Per il nostro modo d’intendere la musica, perciò, l a redazione autentica coincide con la forma
assunta dalle opere a partire dal Settecento - nel loro essere repertorio concertistico o operistico -
non con musiche precedenti.
Di certo, comunque, la mancanza di validità universale dei principi della nostra tradizione
non appare buon motivo per abbandonarli.

Le imprese editoriali più appariscenti degli ultimi decenni sono gli opera omnia realizzati da
istituti grazie a sovvenzioni pubbliche o parzialmente private. Lo spirito dietro a tale complesso
appare come una variante del pathos nazionale che ispirò i Denkmäler der Tonkust all’inizio del
Novecento. L’idea di un’era della musica tedesca (inaugurata da Bach) appare precaria appena si
abbandonano i sentimenti nazionali: dubbia è la concezione che l’epoca a cavallo tra Settecento e
Ottocento sia stata primariamente quella della sinfonia e del quartetto d’archi, così come quella
che vede il dramma musicale di Wagner come eredità della tecnica sinfonica beethoveniana.
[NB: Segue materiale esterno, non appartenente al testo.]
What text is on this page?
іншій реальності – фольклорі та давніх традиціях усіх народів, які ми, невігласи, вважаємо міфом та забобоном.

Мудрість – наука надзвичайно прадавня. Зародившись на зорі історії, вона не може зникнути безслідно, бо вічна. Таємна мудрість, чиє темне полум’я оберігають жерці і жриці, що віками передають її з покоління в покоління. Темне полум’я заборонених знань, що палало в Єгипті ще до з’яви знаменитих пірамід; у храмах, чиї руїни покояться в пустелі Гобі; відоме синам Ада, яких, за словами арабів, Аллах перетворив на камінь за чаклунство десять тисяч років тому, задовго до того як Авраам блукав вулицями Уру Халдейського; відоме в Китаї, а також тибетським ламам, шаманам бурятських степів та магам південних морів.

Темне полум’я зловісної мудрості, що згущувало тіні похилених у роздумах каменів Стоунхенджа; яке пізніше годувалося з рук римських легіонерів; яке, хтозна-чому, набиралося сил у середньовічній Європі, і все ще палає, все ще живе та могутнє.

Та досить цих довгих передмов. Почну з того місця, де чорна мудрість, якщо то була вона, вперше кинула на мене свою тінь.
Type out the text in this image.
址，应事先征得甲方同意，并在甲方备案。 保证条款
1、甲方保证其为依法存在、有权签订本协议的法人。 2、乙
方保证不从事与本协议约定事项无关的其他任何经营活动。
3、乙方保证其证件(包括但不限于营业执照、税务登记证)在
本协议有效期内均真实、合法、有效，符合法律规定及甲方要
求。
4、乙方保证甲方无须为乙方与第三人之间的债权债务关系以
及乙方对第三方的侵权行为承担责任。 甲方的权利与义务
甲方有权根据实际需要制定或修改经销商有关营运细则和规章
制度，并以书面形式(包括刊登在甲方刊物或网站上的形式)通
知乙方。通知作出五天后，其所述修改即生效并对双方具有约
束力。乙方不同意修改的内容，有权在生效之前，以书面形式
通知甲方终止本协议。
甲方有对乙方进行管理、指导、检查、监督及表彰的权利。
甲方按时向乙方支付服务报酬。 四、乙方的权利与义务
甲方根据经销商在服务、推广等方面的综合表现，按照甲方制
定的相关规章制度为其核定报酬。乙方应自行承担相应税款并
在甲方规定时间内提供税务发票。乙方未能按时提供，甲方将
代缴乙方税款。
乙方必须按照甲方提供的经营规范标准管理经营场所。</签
Dietro la serie degli opera omnia sta un pensiero che si sottrae a una critica della tradizione
solo grazie all’apparenza di un’ovvietà propria delle idee istituzionalizzate: la concezione per cui
se non si possiede una cosa nella sua totalità non la si possiede affatto o per cui una selezione si
impone come soggettiva e perciò non scientifica. Ma l’affermazione che la somma delle opere di
un compositore equivalga agli opera omnia non è affatto tautologica. A differenza delle opere
tràdite, essa mira ad un’idea, quella per cui l’insieme delle creazioni di un compositore sia
inscindibile e costituisca il contesto primario sul quale è possibile comprendere la singola
creazione (significa ad esempio che le messe di Haydn vanno considerate innanzitutto in relazione
alle sue sinfonie e solo in secondo luogo in relazione alle messe dei suoi contemporanei). La
fondamentale regola dell’ermeneutica secondo cui bisogna creare vie d’accesso al dettaglio nel
contesto dell’opera fu trasferita da Dilthey al rapporto delle opere tra di loro perchè considerate
espressioni di momenti vitali solo nel contesto dell’intera biografia: gli opera omnia appaiono
quindi come l’opera di un’intera vita da cui non si sottrae nulla, legittimando pertanto il principio
editoriale della completezza. In seno a ciò, il momento biografico è abbastanza forte da integrare
anche le opere secondarie, pure quelle più modeste.